On Wed Feb 21 22:46:02 2024 +0000, Zebediah Figura wrote:
Is this helpful?
Only to avoid copying an unnecessary instruction, which has a chance of avoiding reallocation too.
Giovanni Mascellani (@giomasce) commented about libs/vkd3d-shader/ir.c:
unsigned int src_idx, unsigned int write_mask, struct clip_cull_normaliser *normaliser)
+{
- unsigned int i, element_idx, component_idx, array_offset, handled_mask, mask_bit;
- struct vkd3d_shader_src_param *src_param = &ins->src[src_idx];
- struct vkd3d_shader_parser *parser = normaliser->parser;
- const struct clip_cull_normaliser_signature *signature;
- struct vkd3d_shader_register *reg = &src_param->reg;
- struct vsir_program *program = &parser->program;
- struct vkd3d_shader_dst_param *dst_param;
- struct vkd3d_shader_src_param *mov_src;
- switch (reg->type)
- {
case VKD3DSPR_INPUT:
/* Sysvals are not needed for domain shader inputs. */
if (parser->program.shader_version.type == VKD3D_SHADER_TYPE_DOMAIN)

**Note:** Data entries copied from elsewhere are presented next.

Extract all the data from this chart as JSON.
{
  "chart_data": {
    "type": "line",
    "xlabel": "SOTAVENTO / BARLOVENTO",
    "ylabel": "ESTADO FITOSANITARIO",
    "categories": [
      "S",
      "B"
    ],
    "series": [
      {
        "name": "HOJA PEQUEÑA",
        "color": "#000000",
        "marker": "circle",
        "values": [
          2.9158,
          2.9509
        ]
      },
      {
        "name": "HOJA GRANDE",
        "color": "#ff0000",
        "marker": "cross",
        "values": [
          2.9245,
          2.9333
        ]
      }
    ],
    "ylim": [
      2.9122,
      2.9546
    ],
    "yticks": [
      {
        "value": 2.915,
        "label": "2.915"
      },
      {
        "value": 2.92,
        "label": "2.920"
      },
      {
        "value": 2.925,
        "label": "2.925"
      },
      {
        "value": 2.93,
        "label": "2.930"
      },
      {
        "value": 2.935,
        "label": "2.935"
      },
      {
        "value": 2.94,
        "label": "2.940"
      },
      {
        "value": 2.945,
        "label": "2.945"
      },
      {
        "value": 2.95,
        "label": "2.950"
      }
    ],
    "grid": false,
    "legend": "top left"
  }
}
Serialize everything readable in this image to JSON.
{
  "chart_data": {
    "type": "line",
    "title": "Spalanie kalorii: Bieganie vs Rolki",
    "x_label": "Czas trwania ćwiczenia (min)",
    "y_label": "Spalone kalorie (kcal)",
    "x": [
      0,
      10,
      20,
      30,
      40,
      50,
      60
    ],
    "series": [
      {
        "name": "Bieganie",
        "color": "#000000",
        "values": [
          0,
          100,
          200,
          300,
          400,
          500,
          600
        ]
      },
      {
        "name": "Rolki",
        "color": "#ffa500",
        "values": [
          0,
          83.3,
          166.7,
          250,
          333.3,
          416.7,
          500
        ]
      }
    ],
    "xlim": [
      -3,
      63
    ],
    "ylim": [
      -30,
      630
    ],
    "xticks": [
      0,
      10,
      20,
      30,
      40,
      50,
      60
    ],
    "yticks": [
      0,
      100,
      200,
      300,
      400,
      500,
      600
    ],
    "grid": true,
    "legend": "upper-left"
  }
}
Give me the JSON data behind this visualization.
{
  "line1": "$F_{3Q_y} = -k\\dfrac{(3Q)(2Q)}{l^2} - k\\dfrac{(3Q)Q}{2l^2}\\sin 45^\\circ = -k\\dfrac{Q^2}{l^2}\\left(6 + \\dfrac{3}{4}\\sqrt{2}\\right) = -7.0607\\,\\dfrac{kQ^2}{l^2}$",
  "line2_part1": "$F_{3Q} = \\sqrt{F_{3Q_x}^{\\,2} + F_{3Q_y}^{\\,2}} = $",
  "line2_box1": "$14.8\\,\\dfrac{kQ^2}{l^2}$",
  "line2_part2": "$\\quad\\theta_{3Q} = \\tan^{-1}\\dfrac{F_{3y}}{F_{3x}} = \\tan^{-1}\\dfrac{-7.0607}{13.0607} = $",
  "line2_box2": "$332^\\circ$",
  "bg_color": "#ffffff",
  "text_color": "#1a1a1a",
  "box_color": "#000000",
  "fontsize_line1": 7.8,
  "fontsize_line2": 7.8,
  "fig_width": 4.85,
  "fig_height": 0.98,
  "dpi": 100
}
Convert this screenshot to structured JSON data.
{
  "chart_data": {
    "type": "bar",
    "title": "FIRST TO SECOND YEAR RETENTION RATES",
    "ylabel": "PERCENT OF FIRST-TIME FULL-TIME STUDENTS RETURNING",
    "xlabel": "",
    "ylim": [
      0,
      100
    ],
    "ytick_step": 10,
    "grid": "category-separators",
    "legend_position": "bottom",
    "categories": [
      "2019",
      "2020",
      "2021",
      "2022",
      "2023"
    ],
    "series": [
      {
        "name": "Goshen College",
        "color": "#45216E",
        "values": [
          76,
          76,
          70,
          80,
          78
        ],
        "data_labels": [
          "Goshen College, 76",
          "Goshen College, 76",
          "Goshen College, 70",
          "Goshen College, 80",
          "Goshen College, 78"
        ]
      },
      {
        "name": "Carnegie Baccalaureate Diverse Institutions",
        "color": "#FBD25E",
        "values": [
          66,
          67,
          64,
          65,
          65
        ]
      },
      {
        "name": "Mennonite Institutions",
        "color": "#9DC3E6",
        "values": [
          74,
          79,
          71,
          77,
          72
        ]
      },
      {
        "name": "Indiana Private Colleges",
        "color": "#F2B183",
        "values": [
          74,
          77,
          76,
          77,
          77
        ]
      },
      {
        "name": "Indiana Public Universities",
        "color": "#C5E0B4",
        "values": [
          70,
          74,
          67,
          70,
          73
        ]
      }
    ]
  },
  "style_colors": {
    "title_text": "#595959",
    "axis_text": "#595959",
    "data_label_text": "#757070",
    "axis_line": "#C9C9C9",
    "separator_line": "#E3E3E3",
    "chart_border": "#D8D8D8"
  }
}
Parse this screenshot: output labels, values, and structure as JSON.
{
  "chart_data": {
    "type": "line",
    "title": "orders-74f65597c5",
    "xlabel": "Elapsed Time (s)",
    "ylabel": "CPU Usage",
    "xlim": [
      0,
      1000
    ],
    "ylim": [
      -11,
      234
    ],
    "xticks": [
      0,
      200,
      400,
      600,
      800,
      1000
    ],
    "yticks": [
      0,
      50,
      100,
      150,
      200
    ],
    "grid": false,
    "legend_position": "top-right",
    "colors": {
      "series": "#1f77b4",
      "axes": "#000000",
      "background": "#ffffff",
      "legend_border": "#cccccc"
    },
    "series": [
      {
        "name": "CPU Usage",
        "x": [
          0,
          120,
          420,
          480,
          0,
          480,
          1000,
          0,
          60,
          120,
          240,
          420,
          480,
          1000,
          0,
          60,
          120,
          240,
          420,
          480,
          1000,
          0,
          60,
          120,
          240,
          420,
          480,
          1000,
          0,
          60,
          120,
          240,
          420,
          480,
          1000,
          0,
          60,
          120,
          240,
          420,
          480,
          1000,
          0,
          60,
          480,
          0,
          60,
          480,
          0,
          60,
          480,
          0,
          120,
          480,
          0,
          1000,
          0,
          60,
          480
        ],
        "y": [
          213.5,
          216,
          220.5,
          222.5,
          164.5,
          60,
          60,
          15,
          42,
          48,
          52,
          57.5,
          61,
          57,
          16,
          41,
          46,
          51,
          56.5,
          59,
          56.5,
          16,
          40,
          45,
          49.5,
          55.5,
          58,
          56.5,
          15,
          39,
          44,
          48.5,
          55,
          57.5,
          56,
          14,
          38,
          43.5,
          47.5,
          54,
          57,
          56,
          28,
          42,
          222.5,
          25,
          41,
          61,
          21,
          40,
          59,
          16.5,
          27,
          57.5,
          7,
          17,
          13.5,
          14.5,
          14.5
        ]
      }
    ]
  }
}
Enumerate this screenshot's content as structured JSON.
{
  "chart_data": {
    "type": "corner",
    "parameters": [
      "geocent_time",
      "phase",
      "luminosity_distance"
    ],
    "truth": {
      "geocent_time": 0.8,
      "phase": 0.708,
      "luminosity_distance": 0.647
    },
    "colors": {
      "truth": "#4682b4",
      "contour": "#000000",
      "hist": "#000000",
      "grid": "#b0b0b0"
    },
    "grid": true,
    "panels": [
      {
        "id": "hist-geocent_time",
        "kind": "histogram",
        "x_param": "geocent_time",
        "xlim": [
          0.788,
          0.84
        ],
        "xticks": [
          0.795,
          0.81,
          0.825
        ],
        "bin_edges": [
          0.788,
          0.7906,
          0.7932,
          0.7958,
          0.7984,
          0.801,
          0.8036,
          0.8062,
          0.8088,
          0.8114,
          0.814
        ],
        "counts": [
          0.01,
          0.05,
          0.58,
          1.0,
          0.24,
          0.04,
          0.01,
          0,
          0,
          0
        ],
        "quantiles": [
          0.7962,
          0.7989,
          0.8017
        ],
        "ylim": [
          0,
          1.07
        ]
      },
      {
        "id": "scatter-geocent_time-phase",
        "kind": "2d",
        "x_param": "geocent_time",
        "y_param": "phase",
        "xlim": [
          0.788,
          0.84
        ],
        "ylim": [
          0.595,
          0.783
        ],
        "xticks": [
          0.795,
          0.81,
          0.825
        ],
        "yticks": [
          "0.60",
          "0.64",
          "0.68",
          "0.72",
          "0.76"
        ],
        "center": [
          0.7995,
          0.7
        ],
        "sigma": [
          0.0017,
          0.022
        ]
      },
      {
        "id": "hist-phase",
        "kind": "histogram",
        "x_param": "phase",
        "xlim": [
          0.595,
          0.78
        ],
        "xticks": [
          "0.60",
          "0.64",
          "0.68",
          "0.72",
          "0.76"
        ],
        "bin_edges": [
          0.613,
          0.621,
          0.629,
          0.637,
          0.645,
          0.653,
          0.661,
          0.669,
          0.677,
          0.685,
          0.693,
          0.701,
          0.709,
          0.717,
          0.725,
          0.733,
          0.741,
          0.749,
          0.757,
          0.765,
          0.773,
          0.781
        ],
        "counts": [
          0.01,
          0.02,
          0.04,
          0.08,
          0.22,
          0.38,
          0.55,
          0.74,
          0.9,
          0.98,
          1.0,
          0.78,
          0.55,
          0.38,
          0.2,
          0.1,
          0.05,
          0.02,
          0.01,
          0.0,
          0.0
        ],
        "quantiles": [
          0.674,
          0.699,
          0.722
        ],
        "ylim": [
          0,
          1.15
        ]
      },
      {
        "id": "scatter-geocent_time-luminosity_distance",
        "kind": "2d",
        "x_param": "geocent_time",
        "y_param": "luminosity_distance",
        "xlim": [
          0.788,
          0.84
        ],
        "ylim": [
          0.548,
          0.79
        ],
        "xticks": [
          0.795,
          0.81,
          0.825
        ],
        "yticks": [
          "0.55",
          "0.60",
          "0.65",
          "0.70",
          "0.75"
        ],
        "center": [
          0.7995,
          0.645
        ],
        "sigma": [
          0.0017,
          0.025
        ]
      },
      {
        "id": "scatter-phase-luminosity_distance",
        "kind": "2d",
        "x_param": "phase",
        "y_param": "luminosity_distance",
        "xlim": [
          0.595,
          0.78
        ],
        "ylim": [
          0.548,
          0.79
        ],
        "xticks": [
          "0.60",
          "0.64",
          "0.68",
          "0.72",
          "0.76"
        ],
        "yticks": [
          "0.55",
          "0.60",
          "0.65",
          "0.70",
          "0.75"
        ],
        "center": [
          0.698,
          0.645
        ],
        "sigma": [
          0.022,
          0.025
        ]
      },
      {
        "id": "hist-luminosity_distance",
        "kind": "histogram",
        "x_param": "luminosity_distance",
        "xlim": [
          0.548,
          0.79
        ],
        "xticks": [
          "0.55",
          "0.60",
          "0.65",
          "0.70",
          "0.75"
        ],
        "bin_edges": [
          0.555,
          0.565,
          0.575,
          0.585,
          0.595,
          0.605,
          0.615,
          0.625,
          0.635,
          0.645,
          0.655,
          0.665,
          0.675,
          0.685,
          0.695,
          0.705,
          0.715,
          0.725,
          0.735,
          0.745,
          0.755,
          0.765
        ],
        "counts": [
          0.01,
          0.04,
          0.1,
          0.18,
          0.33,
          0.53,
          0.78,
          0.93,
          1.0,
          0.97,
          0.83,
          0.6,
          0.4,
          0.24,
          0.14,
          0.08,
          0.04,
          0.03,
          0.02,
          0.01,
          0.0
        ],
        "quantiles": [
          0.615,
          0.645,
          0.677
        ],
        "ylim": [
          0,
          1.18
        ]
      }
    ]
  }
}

Can this happen? Unless I'm missing something, it seems that for domain shaders `normaliser_signature_transform_clip_cull()` is never called, so `has_normalised_clip_cull` is never set and the normaliser returns before reaching here.
On Thu Feb 22 08:22:18 2024 +0000, Conor McCarthy wrote:
we might think about adding a bitmap_set_range() helper
I think the need to deal with a bit range which crosses a `uint32_t` boundary means it's not worth the trouble at this point.
Fair enough.
On Wed Feb 21 22:46:01 2024 +0000, Zebediah Figura wrote:
That said, though, the write mask logic here assumes that all instructions consuming clip/cull behave like mov with respect to write mask. Is that actually valid? E.g. for a somewhat pathological example, the coords argument of SAMPLE doesn't. If the point is to avoid writing any out of bounds accesses (i.e. component_idx >= signature->s[element_idx].register_count), should we instead just replace such out of bounds accesses with zero or something?
I guess explicitly handling every instruction type works too, but it seems a bit fragile. Is there a problem with just clamping out of bounds accesses?
On Thu Feb 22 20:02:42 2024 +0000, Zebediah Figura wrote:
I guess explicitly handling every instruction type works too, but it seems a bit fragile. Is there a problem with just clamping out of bounds accesses?
Indeed it's a bit fragile. It could instead copy up to four components to the temp, if available, just in case, but I don't like the idea of doing that each time a scalar is loaded. It's pretty spammy in SPIR-V code, and the temp is often used for other purposes later, where the written values could still be floating around if not overwritten. That's unlikely to interfere with optimisation, but I'm not sure.